Middle management e divari di genere

    Nicoletta Bevilacqua.

    In occasione del World Economic Forum di Davos è stata presentata una ricerca, realizzata dalla società internazionale di consulenza Mercer, sulle prospettive di evoluzione nei prossimi dieci anni della presenza femminile a livello di Professional. L’indagine “Se le donne hanno successo, hanno successo anche i business” è stata svolta in 42 paesi analizzando i questionari di 583 grandi aziende e multinazionali coinvolte nella rilevazione, la cui occupazione supera complessivamente 3,2 milioni di addetti, di cui 1,3 milioni donne.

    I risultati emersi evidenziano come, in assenza di politiche idonee a promuovere ed incrementare tale segmento dell’occupazione femminile, si registrerà nel prossimo decennio un sostanziale stallo: si stima infatti che la presenza nelle aziende di grande dimensione di quadri intermedi donne rimarrà ferma al 40%, rispetto all’attuale 35%. In Europa il dato si attesterà sull’attuale 37%, mentre un piccolo incremento (appena l’1%) è previsto negli Stati Uniti e Canada. Critica la situazione in Asia, dove l’occupazione femminile di figure Professional non dovrebbe superare il 28%. Una crescita significativa viene invece stimata in America Latina (dal 36% al 49%), dove sono in atto interventi specifici per ridurre la disparità di genere da parte delle grandi imprese.

    L’indagine mostra come a livello globale le percentuali di partecipazione degli uomini e delle donne nei ruoli di staff siano equivalenti (51% per la componente femminile e 49% per quella maschile), mentre differenze di rilievo si colgono tra i Professional (3 su 5 sono uomini), e specialmente tra i Manager (ruolo svolto per i due terzi da uomini), i senior Manager (74%) e gli Executive (80%).

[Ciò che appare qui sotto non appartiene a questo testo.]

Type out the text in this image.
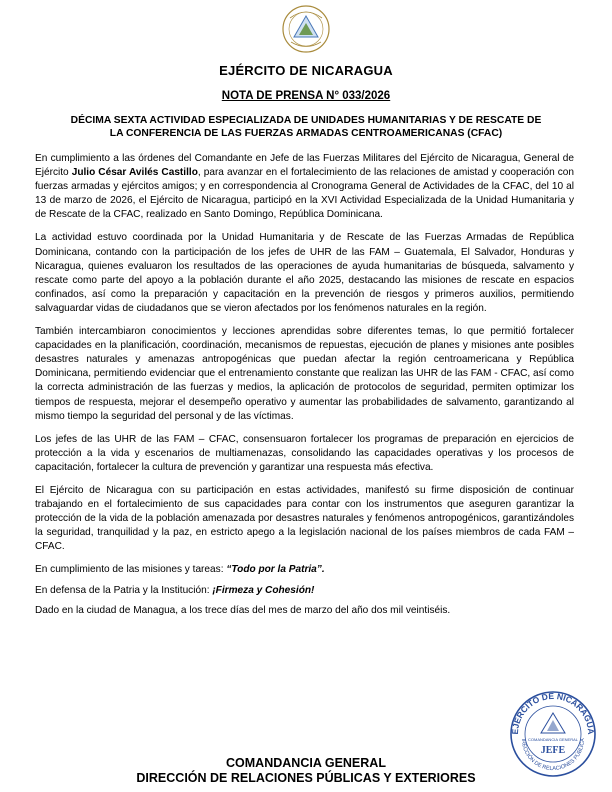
EJÉRCITO DE NICARAGUA
NOTA DE PRENSA N° 033/2026
DÉCIMA SEXTA ACTIVIDAD ESPECIALIZADA DE UNIDADES HUMANITARIAS Y DE RESCATE DE
LA CONFERENCIA DE LAS FUERZAS ARMADAS CENTROAMERICANAS (CFAC)

En cumplimiento a las órdenes del Comandante en Jefe de las Fuerzas Militares del Ejército de Nicaragua, General de Ejército Julio César Avilés Castillo, para avanzar en el fortalecimiento de las relaciones de amistad y cooperación con fuerzas armadas y ejércitos amigos; y en correspondencia al Cronograma General de Actividades de la CFAC, del 10 al 13 de marzo de 2026, el Ejército de Nicaragua, participó en la XVI Actividad Especializada de la Unidad Humanitaria y de Rescate de la CFAC, realizado en Santo Domingo, República Dominicana.

La actividad estuvo coordinada por la Unidad Humanitaria y de Rescate de las Fuerzas Armadas de República Dominicana, contando con la participación de los jefes de UHR de las FAM – Guatemala, El Salvador, Honduras y Nicaragua, quienes evaluaron los resultados de las operaciones de ayuda humanitarias de búsqueda, salvamento y rescate como parte del apoyo a la población durante el año 2025, destacando las misiones de rescate en espacios confinados, así como la preparación y capacitación en la prevención de riesgos y primeros auxilios, permitiendo salvaguardar vidas de ciudadanos que se vieron afectados por los fenómenos naturales en la región.

También intercambiaron conocimientos y lecciones aprendidas sobre diferentes temas, lo que permitió fortalecer capacidades en la planificación, coordinación, mecanismos de repuestas, ejecución de planes y misiones ante posibles desastres naturales y amenazas antropogénicas que puedan afectar la región centroamericana y República Dominicana, permitiendo evidenciar que el entrenamiento constante que realizan las UHR de las FAM - CFAC, así como la correcta administración de las fuerzas y medios, la aplicación de protocolos de seguridad, permiten optimizar los tiempos de respuesta, mejorar el desempeño operativo y aumentar las probabilidades de salvamento, garantizando al mismo tiempo la seguridad del personal y de las víctimas.

Los jefes de las UHR de las FAM – CFAC, consensuaron fortalecer los programas de preparación en ejercicios de protección a la vida y escenarios de multiamenazas, consolidando las capacidades operativas y los procesos de capacitación, fortalecer la cultura de prevención y garantizar una respuesta más efectiva.

El Ejército de Nicaragua con su participación en estas actividades, manifestó su firme disposición de continuar trabajando en el fortalecimiento de sus capacidades para contar con los instrumentos que aseguren garantizar la protección de la vida de la población amenazada por desastres naturales y fenómenos antropogénicos, garantizándoles la seguridad, tranquilidad y la paz, en estricto apego a la legislación nacional de los países miembros de cada FAM – CFAC.

En cumplimiento de las misiones y tareas: “Todo por la Patria”.

En defensa de la Patria y la Institución: ¡Firmeza y Cohesión!

Dado en la ciudad de Managua, a los trece días del mes de marzo del año dos mil veintiséis.

EJÉRCITO DE NICARAGUA
IRECCIÓN DE RELACIONES PÚBLICA
COMANDANCIA GENERAL
JEFE
COMANDANCIA GENERAL
DIRECCIÓN DE RELACIONES PÚBLICAS Y EXTERIORES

    Diversamente da quanto accade per i ruoli di vertice che hanno fatto registrare, grazie alle normative sulla parità di genere attive in diversi paesi (tra questi, a livello europeo, l’Italia, la Norvegia, il Belgio, la Francia, l’Islanda, l’Olanda, la Spagna e la Germania), un significativo aumento della rappresentanza femminile nei Board delle società quotate, le posizioni professionali intermedie sono ancora scarsamente presidiate dalle donne, che incontrano difficoltà ad accedervi pur possedendo specifiche qualità e stili di lavoro che, opportunamente valorizzati, si rivelano un fattore di successo per le organizzazioni.

    In particolare, segnala l’indagine, sono importanti le capacità di leadership inclusiva, l’intelligenza emotiva e soprattutto la flessibilità al cambiamento, che i rispondenti hanno indicato come la caratteristica più importante in assoluto, attribuendola nel 39% dei casi alle donne e al 20% agli uomini, che eccellono invece per una maggiore esperienza nelle gestioni economiche e per le più vaste competenze tecniche e trasversali.

    La ricerca sottolinea quindi l’importanza di politiche di inclusione più incisive e continuative nel tempo, in grado di coinvolgere in modo concreto tutti i dipendenti e i vertici aziendali in specifici programmi finalizzati alla riduzione del divario di genere. Tra questi, interventi di carattere educativo (che coinvolgono attualmente solo il 38% dei dipendenti uomini), un sostegno mirato alle esigenze connesse alla sfera della salute, l’introduzione di benefit per conciliare vita e lavoro, la mentorship, la realizzazione di interventi di educazione finanziaria e previdenziale (diffusi, con buoni risultati, soprattutto negli Stati Uniti e Canada).

    Alcuni elementi di interesse emergono sulla situazione italiana, dove il riconoscimento giuridico della qualifica di quadro è relativamente recente, risalendo al 1985.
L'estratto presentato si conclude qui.